Bulut'un bu herkese aslan, Yeliz'e kedi tavrı kızların kıkırdamasına sebep olurken Yavuz ve Yiğit hiçbir şeyin farkına varmamıştı. İkisi de aynı âlemin başka ülkelerindeydi. Yiğit'in ülkesinin adı 'Umut' iken Yavuz'un ülkesinin adı 'Umutsuzluk' idi... Âlem ise bizzat Melek'ti.
"Ay ben de çok iyi bilmiyorum Ankara'yı ama alışveriş merkezleri çok güzel. Çok fazla var ve çok büyükler." dedi Melek. Kıyaslama kıstası Bingöl'deki alışveriş merkeziydi tabi...
Gazel "Ben zaten dağ taş görmeye gelmedim.

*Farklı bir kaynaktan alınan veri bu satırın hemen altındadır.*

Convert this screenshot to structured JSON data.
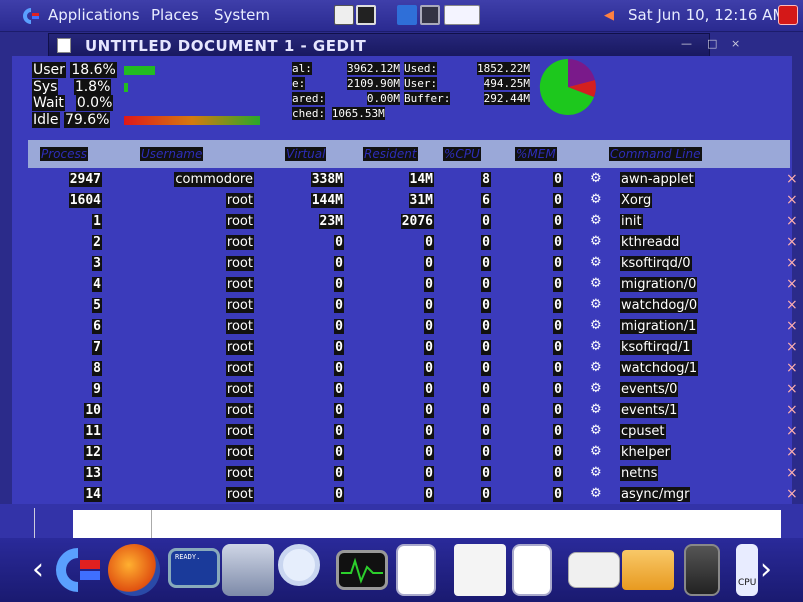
{
  "top_panel": {
    "applications": "Applications",
    "places": "Places",
    "system": "System",
    "clock": "Sat Jun 10, 12:16 AM"
  },
  "window_title": "UNTITLED DOCUMENT 1 - GEDIT",
  "cpu": {
    "user_label": "User",
    "user_value": "18.6%",
    "user_fraction": 0.186,
    "sys_label": "Sys",
    "sys_value": "1.8%",
    "sys_fraction": 0.018,
    "wait_label": "Wait",
    "wait_value": "0.0%",
    "idle_label": "Idle",
    "idle_value": "79.6%",
    "idle_fraction": 0.796
  },
  "memory": {
    "total_label": "al:",
    "total_value": "3962.12M",
    "free_label": "e:",
    "free_value": "2109.90M",
    "shared_label": "ared:",
    "shared_value": "0.00M",
    "cached_label": "ched:",
    "cached_value": "1065.53M",
    "used_label": "Used:",
    "used_value": "1852.22M",
    "user_label": "User:",
    "user_value": "494.25M",
    "buffer_label": "Buffer:",
    "buffer_value": "292.44M"
  },
  "pie_colors": {
    "green": "#1dc81d",
    "red": "#d42020",
    "purple": "#7a1a8a"
  },
  "columns": [
    "Process",
    "Username",
    "Virtual",
    "Resident",
    "%CPU",
    "%MEM",
    "Command Line"
  ],
  "processes": [
    {
      "pid": "2947",
      "user": "commodore",
      "virt": "338M",
      "res": "14M",
      "cpu": "8",
      "mem": "0",
      "cmd": "awn-applet"
    },
    {
      "pid": "1604",
      "user": "root",
      "virt": "144M",
      "res": "31M",
      "cpu": "6",
      "mem": "0",
      "cmd": "Xorg"
    },
    {
      "pid": "1",
      "user": "root",
      "virt": "23M",
      "res": "2076",
      "cpu": "0",
      "mem": "0",
      "cmd": "init"
    },
    {
      "pid": "2",
      "user": "root",
      "virt": "0",
      "res": "0",
      "cpu": "0",
      "mem": "0",
      "cmd": "kthreadd"
    },
    {
      "pid": "3",
      "user": "root",
      "virt": "0",
      "res": "0",
      "cpu": "0",
      "mem": "0",
      "cmd": "ksoftirqd/0"
    },
    {
      "pid": "4",
      "user": "root",
      "virt": "0",
      "res": "0",
      "cpu": "0",
      "mem": "0",
      "cmd": "migration/0"
    },
    {
      "pid": "5",
      "user": "root",
      "virt": "0",
      "res": "0",
      "cpu": "0",
      "mem": "0",
      "cmd": "watchdog/0"
    },
    {
      "pid": "6",
      "user": "root",
      "virt": "0",
      "res": "0",
      "cpu": "0",
      "mem": "0",
      "cmd": "migration/1"
    },
    {
      "pid": "7",
      "user": "root",
      "virt": "0",
      "res": "0",
      "cpu": "0",
      "mem": "0",
      "cmd": "ksoftirqd/1"
    },
    {
      "pid": "8",
      "user": "root",
      "virt": "0",
      "res": "0",
      "cpu": "0",
      "mem": "0",
      "cmd": "watchdog/1"
    },
    {
      "pid": "9",
      "user": "root",
      "virt": "0",
      "res": "0",
      "cpu": "0",
      "mem": "0",
      "cmd": "events/0"
    },
    {
      "pid": "10",
      "user": "root",
      "virt": "0",
      "res": "0",
      "cpu": "0",
      "mem": "0",
      "cmd": "events/1"
    },
    {
      "pid": "11",
      "user": "root",
      "virt": "0",
      "res": "0",
      "cpu": "0",
      "mem": "0",
      "cmd": "cpuset"
    },
    {
      "pid": "12",
      "user": "root",
      "virt": "0",
      "res": "0",
      "cpu": "0",
      "mem": "0",
      "cmd": "khelper"
    },
    {
      "pid": "13",
      "user": "root",
      "virt": "0",
      "res": "0",
      "cpu": "0",
      "mem": "0",
      "cmd": "netns"
    },
    {
      "pid": "14",
      "user": "root",
      "virt": "0",
      "res": "0",
      "cpu": "0",
      "mem": "0",
      "cmd": "async/mgr"
    }
  ],
  "dock_icons": [
    "commodore-logo-icon",
    "firefox-icon",
    "terminal-ready-icon",
    "system-settings-icon",
    "search-icon",
    "system-monitor-icon",
    "document-viewer-icon",
    "text-editor-icon",
    "document-icon",
    "mail-lock-icon",
    "folder-icon",
    "speaker-icon",
    "cpu-icon"
  ],
  "dock_cpu_label": "CPU"
}
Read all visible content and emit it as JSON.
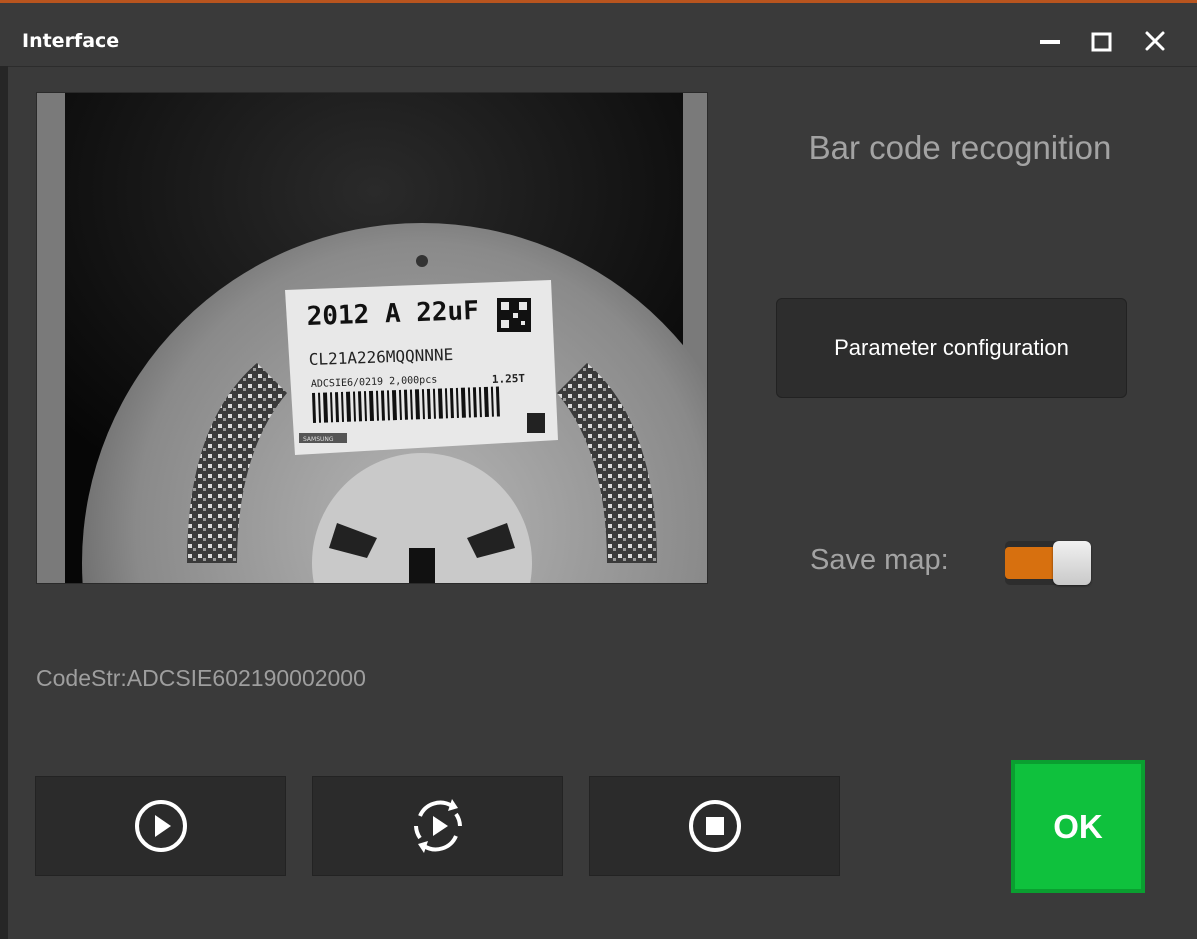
{
  "window": {
    "title": "Interface",
    "accent_color": "#b8541e",
    "controls": [
      "minimize-icon",
      "maximize-icon",
      "close-icon"
    ]
  },
  "camera_label": {
    "line1": "2012 A  22uF",
    "line2": "CL21A226MQQNNNE",
    "line3": "ADCSIE6/0219 2,000pcs",
    "line4": "1.25T",
    "brand": "SAMSUNG"
  },
  "panel": {
    "heading": "Bar code recognition",
    "param_button": "Parameter configuration",
    "save_map_label": "Save map:",
    "save_map_on": true,
    "toggle_color": "#d7700f"
  },
  "result": {
    "code_str": "CodeStr:ADCSIE602190002000"
  },
  "controls": [
    {
      "icon": "play-icon"
    },
    {
      "icon": "loop-play-icon"
    },
    {
      "icon": "stop-icon"
    }
  ],
  "ok_button": {
    "label": "OK",
    "color": "#0fc13d"
  }
}
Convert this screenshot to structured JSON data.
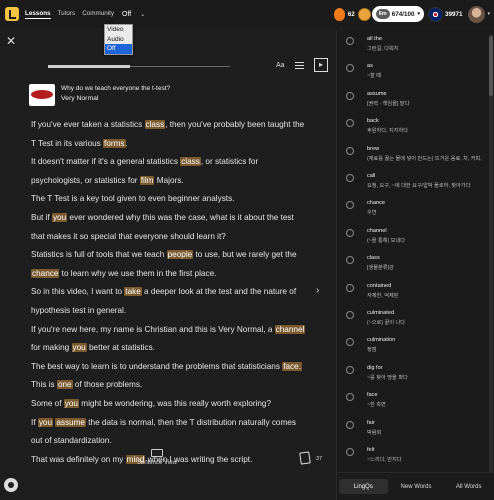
{
  "nav": {
    "items": [
      "Lessons",
      "Tutors",
      "Community"
    ],
    "audio_mode": {
      "selected": "Off",
      "options": [
        "Video",
        "Audio",
        "Off"
      ]
    }
  },
  "stats": {
    "streak": "62",
    "coins_badge": "6m",
    "known_words": "674/100",
    "linq_points": "39971",
    "flame_color": "#f07b1c"
  },
  "lesson": {
    "title": "Why do we teach everyone the t-test?",
    "subtitle": "Very Normal",
    "progress_fraction": 0.45,
    "font_button": "Aa"
  },
  "paragraphs": [
    [
      {
        "t": "If you've ever taken a statistics "
      },
      {
        "t": "class",
        "h": true
      },
      {
        "t": ", then you've probably been taught the T Test in its various "
      },
      {
        "t": "forms",
        "h": true
      },
      {
        "t": "."
      }
    ],
    [
      {
        "t": "It doesn't matter if it's a general statistics "
      },
      {
        "t": "class",
        "h": true
      },
      {
        "t": ", or statistics for psychologists, or statistics for "
      },
      {
        "t": "film",
        "h": true
      },
      {
        "t": " Majors."
      }
    ],
    [
      {
        "t": "The T Test is a key tool given to even beginner analysts."
      }
    ],
    [
      {
        "t": "But if "
      },
      {
        "t": "you",
        "h": true
      },
      {
        "t": " ever wondered why this was the case, what is it about the test that makes it so special that everyone should learn it?"
      }
    ],
    [
      {
        "t": "Statistics is full of tools that we teach "
      },
      {
        "t": "people",
        "h": true
      },
      {
        "t": " to use, but we rarely get the "
      },
      {
        "t": "chance",
        "h": true
      },
      {
        "t": " to learn why we use them in the first place."
      }
    ],
    [
      {
        "t": "So in this video, I want to "
      },
      {
        "t": "take",
        "h": true
      },
      {
        "t": " a deeper look at the test and the nature of hypothesis test in general."
      }
    ],
    [
      {
        "t": "If you're new here, my name is Christian and this is Very Normal, a "
      },
      {
        "t": "channel",
        "h": true
      },
      {
        "t": " for making "
      },
      {
        "t": "you",
        "h": true
      },
      {
        "t": " better at statistics."
      }
    ],
    [
      {
        "t": "The best way to learn is to understand the problems that statisticians "
      },
      {
        "t": "face.",
        "h": true
      }
    ],
    [
      {
        "t": "This is "
      },
      {
        "t": "one",
        "h": true
      },
      {
        "t": " of those problems."
      }
    ],
    [
      {
        "t": "Some of "
      },
      {
        "t": "you",
        "h": true
      },
      {
        "t": " might be wondering, was this really worth exploring?"
      }
    ],
    [
      {
        "t": "If "
      },
      {
        "t": "you",
        "h": true
      },
      {
        "t": " "
      },
      {
        "t": "assume",
        "h": true
      },
      {
        "t": " the data is normal, then the T distribution naturally comes out of standardization."
      }
    ],
    [
      {
        "t": "That was definitely on my "
      },
      {
        "t": "mind",
        "h": true
      },
      {
        "t": " when I was writing the script."
      }
    ]
  ],
  "bottom": {
    "sentence_view": "Sentence View",
    "cards_count": "37"
  },
  "vocab": [
    {
      "term": "all the",
      "meaning": "그런걸, 다워지"
    },
    {
      "term": "as",
      "meaning": "~할 때"
    },
    {
      "term": "assume",
      "meaning": "[권력 · 책임을] 맡다"
    },
    {
      "term": "back",
      "meaning": "후원하다, 지지하다"
    },
    {
      "term": "brew",
      "meaning": "(재료를 끓는 물에 넣어 만드는) 뜨거운 음료, 차, 커피,"
    },
    {
      "term": "call",
      "meaning": "요청, 요구, ~에 대한 요구/압박 플로하, 찾아가다"
    },
    {
      "term": "chance",
      "meaning": "우연"
    },
    {
      "term": "channel",
      "meaning": "(~을 통해) 보내다"
    },
    {
      "term": "class",
      "meaning": "[생물분류]강"
    },
    {
      "term": "contained",
      "meaning": "자제한, 억제된"
    },
    {
      "term": "culminated",
      "meaning": "(~으로) 끝이 나다"
    },
    {
      "term": "culmination",
      "meaning": "정점"
    },
    {
      "term": "dig for",
      "meaning": "~를 찾아 땅을 파다"
    },
    {
      "term": "face",
      "meaning": "~한 측면"
    },
    {
      "term": "fair",
      "meaning": "박람회"
    },
    {
      "term": "felt",
      "meaning": "~느끼다, 만지다"
    }
  ],
  "sidebar_tabs": [
    "LingQs",
    "New Words",
    "All Words"
  ],
  "colors": {
    "background": "#1e1e1e",
    "highlight": "#7a5a2e",
    "dropdown_selected": "#1f63d8"
  }
}
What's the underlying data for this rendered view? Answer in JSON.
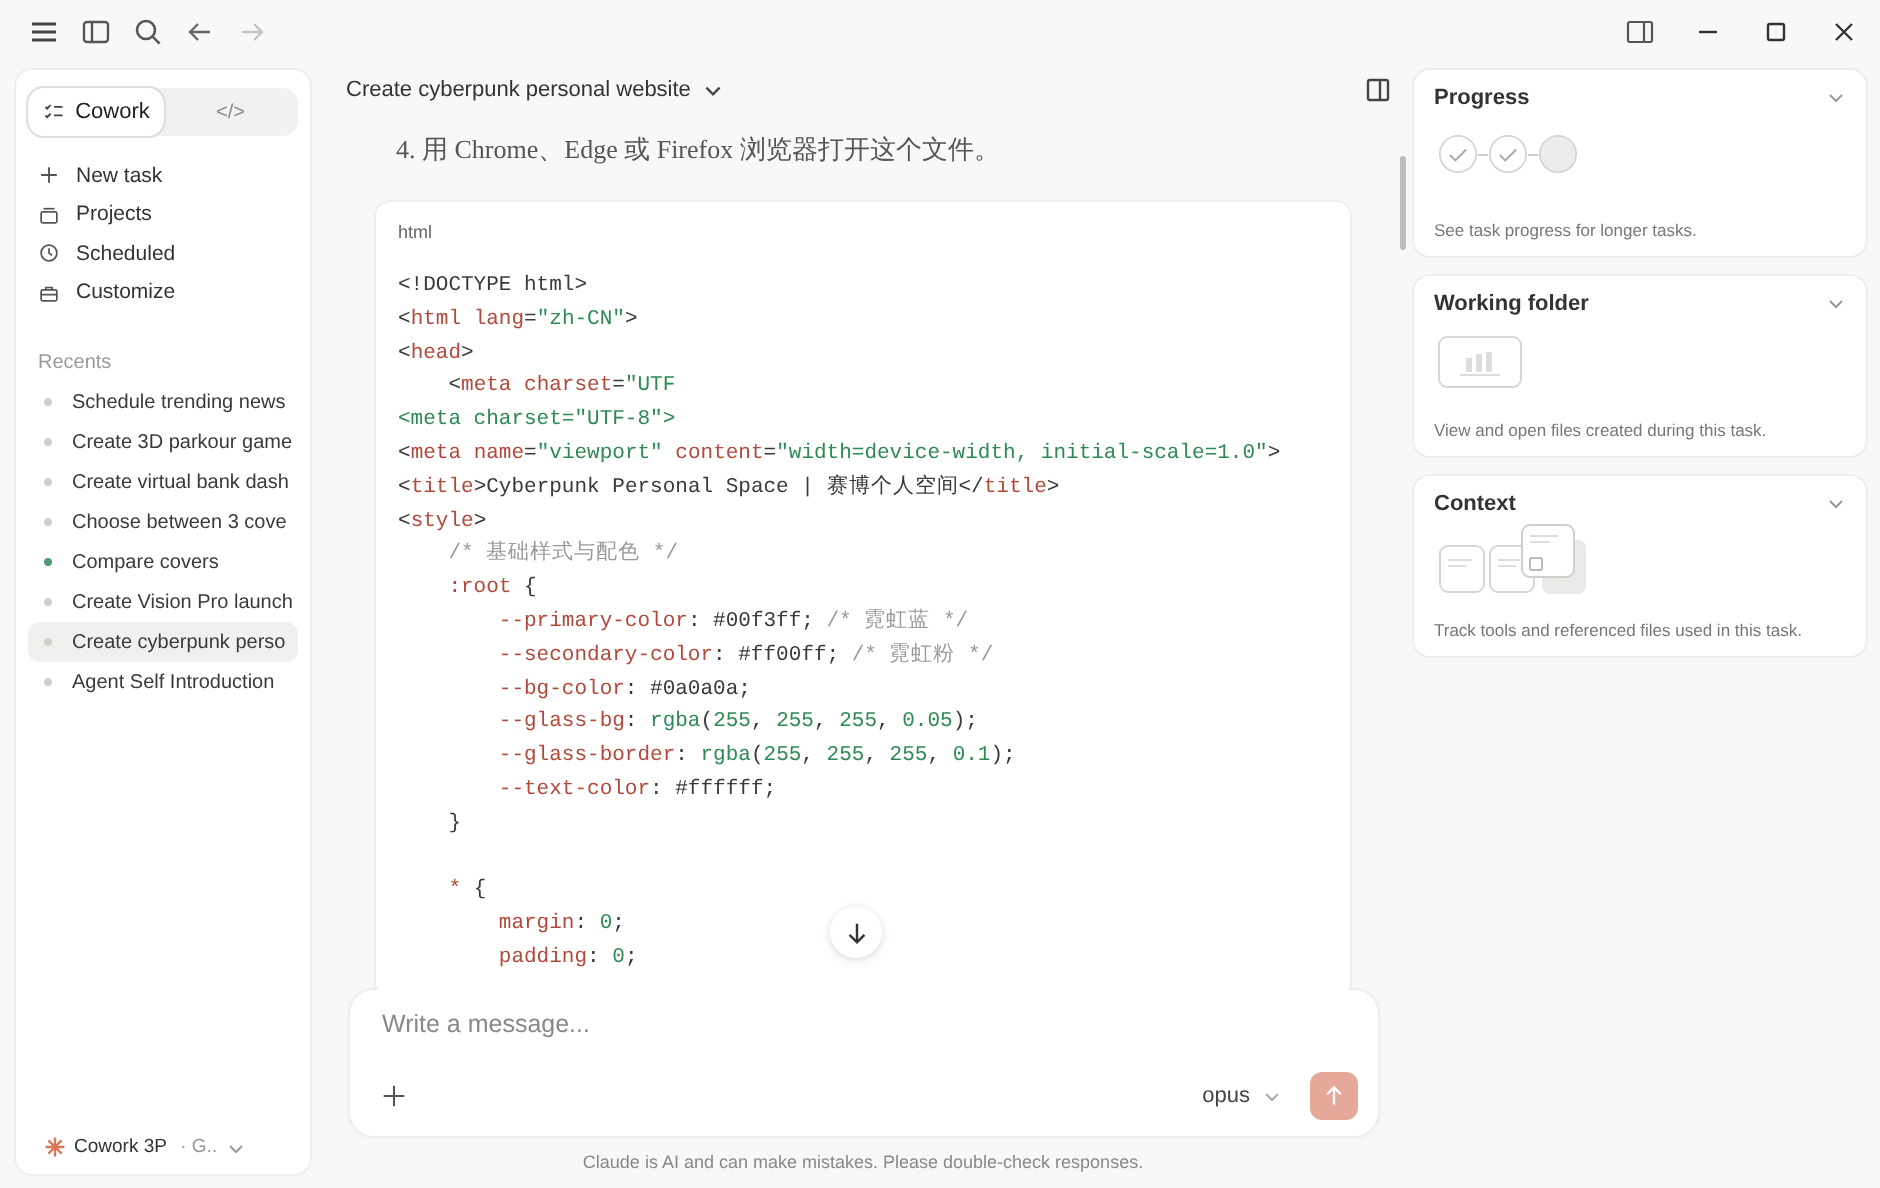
{
  "window": {
    "nav": {
      "back_disabled": false,
      "forward_disabled": true
    }
  },
  "sidebar": {
    "modes": [
      {
        "label": "Cowork",
        "selected": true
      },
      {
        "label": "</>",
        "selected": false
      }
    ],
    "items": [
      {
        "label": "New task"
      },
      {
        "label": "Projects"
      },
      {
        "label": "Scheduled"
      },
      {
        "label": "Customize"
      }
    ],
    "recents_heading": "Recents",
    "recents": [
      {
        "label": "Schedule trending news",
        "color": "#cfcfcc",
        "selected": false
      },
      {
        "label": "Create 3D parkour game",
        "color": "#cfcfcc",
        "selected": false
      },
      {
        "label": "Create virtual bank dash",
        "color": "#cfcfcc",
        "selected": false
      },
      {
        "label": "Choose between 3 cove",
        "color": "#cfcfcc",
        "selected": false
      },
      {
        "label": "Compare covers",
        "color": "#4f9a72",
        "selected": false
      },
      {
        "label": "Create Vision Pro launch",
        "color": "#cfcfcc",
        "selected": false
      },
      {
        "label": "Create cyberpunk perso",
        "color": "#cfcfcc",
        "selected": true
      },
      {
        "label": "Agent Self Introduction",
        "color": "#cfcfcc",
        "selected": false
      }
    ],
    "account": {
      "name": "Cowork 3P",
      "detail": " · G.."
    }
  },
  "chat": {
    "title": "Create cyberpunk personal website",
    "step": "4. 用 Chrome、Edge 或 Firefox 浏览器打开这个文件。",
    "code": {
      "language": "html",
      "lines": [
        [
          {
            "text": "<!DOCTYPE html>",
            "kind": "plain"
          }
        ],
        [
          {
            "text": "<",
            "kind": "plain"
          },
          {
            "text": "html lang",
            "kind": "tag"
          },
          {
            "text": "=",
            "kind": "plain"
          },
          {
            "text": "\"zh-CN\"",
            "kind": "string"
          },
          {
            "text": ">",
            "kind": "plain"
          }
        ],
        [
          {
            "text": "<",
            "kind": "plain"
          },
          {
            "text": "head",
            "kind": "tag"
          },
          {
            "text": ">",
            "kind": "plain"
          }
        ],
        [
          {
            "text": "    <",
            "kind": "plain"
          },
          {
            "text": "meta charset",
            "kind": "tag"
          },
          {
            "text": "=",
            "kind": "plain"
          },
          {
            "text": "\"UTF",
            "kind": "string"
          }
        ],
        [
          {
            "text": "<meta charset=\"UTF-8\">",
            "kind": "string"
          }
        ],
        [
          {
            "text": "<",
            "kind": "plain"
          },
          {
            "text": "meta name",
            "kind": "tag"
          },
          {
            "text": "=",
            "kind": "plain"
          },
          {
            "text": "\"viewport\"",
            "kind": "string"
          },
          {
            "text": " content",
            "kind": "tag"
          },
          {
            "text": "=",
            "kind": "plain"
          },
          {
            "text": "\"width=device-width, initial-scale=1.0\"",
            "kind": "string"
          },
          {
            "text": ">",
            "kind": "plain"
          }
        ],
        [
          {
            "text": "<",
            "kind": "plain"
          },
          {
            "text": "title",
            "kind": "tag"
          },
          {
            "text": ">Cyberpunk Personal Space | 赛博个人空间</",
            "kind": "plain"
          },
          {
            "text": "title",
            "kind": "tag"
          },
          {
            "text": ">",
            "kind": "plain"
          }
        ],
        [
          {
            "text": "<",
            "kind": "plain"
          },
          {
            "text": "style",
            "kind": "tag"
          },
          {
            "text": ">",
            "kind": "plain"
          }
        ],
        [
          {
            "text": "    /* 基础样式与配色 */",
            "kind": "comment"
          }
        ],
        [
          {
            "text": "    :root",
            "kind": "tag"
          },
          {
            "text": " {",
            "kind": "plain"
          }
        ],
        [
          {
            "text": "        --primary-color",
            "kind": "tag"
          },
          {
            "text": ": #00f3ff; ",
            "kind": "plain"
          },
          {
            "text": "/* 霓虹蓝 */",
            "kind": "comment"
          }
        ],
        [
          {
            "text": "        --secondary-color",
            "kind": "tag"
          },
          {
            "text": ": #ff00ff; ",
            "kind": "plain"
          },
          {
            "text": "/* 霓虹粉 */",
            "kind": "comment"
          }
        ],
        [
          {
            "text": "        --bg-color",
            "kind": "tag"
          },
          {
            "text": ": #0a0a0a;",
            "kind": "plain"
          }
        ],
        [
          {
            "text": "        --glass-bg",
            "kind": "tag"
          },
          {
            "text": ": ",
            "kind": "plain"
          },
          {
            "text": "rgba",
            "kind": "string"
          },
          {
            "text": "(",
            "kind": "plain"
          },
          {
            "text": "255",
            "kind": "string"
          },
          {
            "text": ", ",
            "kind": "plain"
          },
          {
            "text": "255",
            "kind": "string"
          },
          {
            "text": ", ",
            "kind": "plain"
          },
          {
            "text": "255",
            "kind": "string"
          },
          {
            "text": ", ",
            "kind": "plain"
          },
          {
            "text": "0.05",
            "kind": "string"
          },
          {
            "text": ");",
            "kind": "plain"
          }
        ],
        [
          {
            "text": "        --glass-border",
            "kind": "tag"
          },
          {
            "text": ": ",
            "kind": "plain"
          },
          {
            "text": "rgba",
            "kind": "string"
          },
          {
            "text": "(",
            "kind": "plain"
          },
          {
            "text": "255",
            "kind": "string"
          },
          {
            "text": ", ",
            "kind": "plain"
          },
          {
            "text": "255",
            "kind": "string"
          },
          {
            "text": ", ",
            "kind": "plain"
          },
          {
            "text": "255",
            "kind": "string"
          },
          {
            "text": ", ",
            "kind": "plain"
          },
          {
            "text": "0.1",
            "kind": "string"
          },
          {
            "text": ");",
            "kind": "plain"
          }
        ],
        [
          {
            "text": "        --text-color",
            "kind": "tag"
          },
          {
            "text": ": #ffffff;",
            "kind": "plain"
          }
        ],
        [
          {
            "text": "    }",
            "kind": "plain"
          }
        ],
        [
          {
            "text": "    *",
            "kind": "tag"
          },
          {
            "text": " {",
            "kind": "plain",
            "blank_line_before": true
          }
        ],
        [
          {
            "text": "        margin",
            "kind": "tag"
          },
          {
            "text": ": ",
            "kind": "plain"
          },
          {
            "text": "0",
            "kind": "string"
          },
          {
            "text": ";",
            "kind": "plain"
          }
        ],
        [
          {
            "text": "        padding",
            "kind": "tag"
          },
          {
            "text": ": ",
            "kind": "plain"
          },
          {
            "text": "0",
            "kind": "string"
          },
          {
            "text": ";",
            "kind": "plain"
          }
        ]
      ]
    },
    "composer": {
      "placeholder": "Write a message...",
      "model": "opus",
      "send_disabled": true
    },
    "disclaimer": "Claude is AI and can make mistakes. Please double-check responses."
  },
  "panels": [
    {
      "kind": "progress",
      "title": "Progress",
      "steps": [
        {
          "done": true
        },
        {
          "done": true
        },
        {
          "done": false
        }
      ],
      "description": "See task progress for longer tasks."
    },
    {
      "kind": "folder",
      "title": "Working folder",
      "description": "View and open files created during this task."
    },
    {
      "kind": "context",
      "title": "Context",
      "description": "Track tools and referenced files used in this task."
    }
  ]
}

Alışveriş merkezi gezelim." diyerek açık sözlülükte bir dünya markası olduğunu kanıtladı.
"Siz çıksanız, ben biraz uyusam?" diyerek ağzından sonunda bir şeyler çıkan Zümrüt'e kınayan bakışlar atan kızlar özetle "Kalk bir silkelen." dediler ama Zümrüt bu cümleyi duyana kadar bir kargaşa yaşandı tabi.
Yavuz "Benim önce fabrikaya oradan da şirkete uğramam lazım. Siz gezin." diyerek yeni bir çıkıntılık yapmaya çalışınca Gazel "Eh yeter be! Hepinize ayrı ayrı mı yalvaracağız? Şirket kaçmıyor ya! Orada duruyor! İlla gidip bakarsınız." diye azarladı.
Melek "Aynen! Hayır, biz bir kez olsun gitmedik ama batmadı şirket, siz bir gün daha gitmediniz diye de batmaz. Önce gidip biraz dolaşalım. Oradan bir şeyler yemeye gideriz. En son da canlı müziğe gidip gece eve döneriz." diye bir öneride bulundu.
ŞİMDİ OKUDUĞUN
BÖĞÜRTLEN MUCİZESİ
General Fiction(Eski Adı: Beşik Kertmesi) İnsanın kaderi ne zaman yazılmaya başlar? İnsanın kaderi kaç kez yazılır? İnsan kaderini değiştirebilir mi? Melek ve Yiğit'in kaderi onlar doğmadan çok önce yazılmaya başlamıştı. Bir böğürtlenin bir insana verebileceği en...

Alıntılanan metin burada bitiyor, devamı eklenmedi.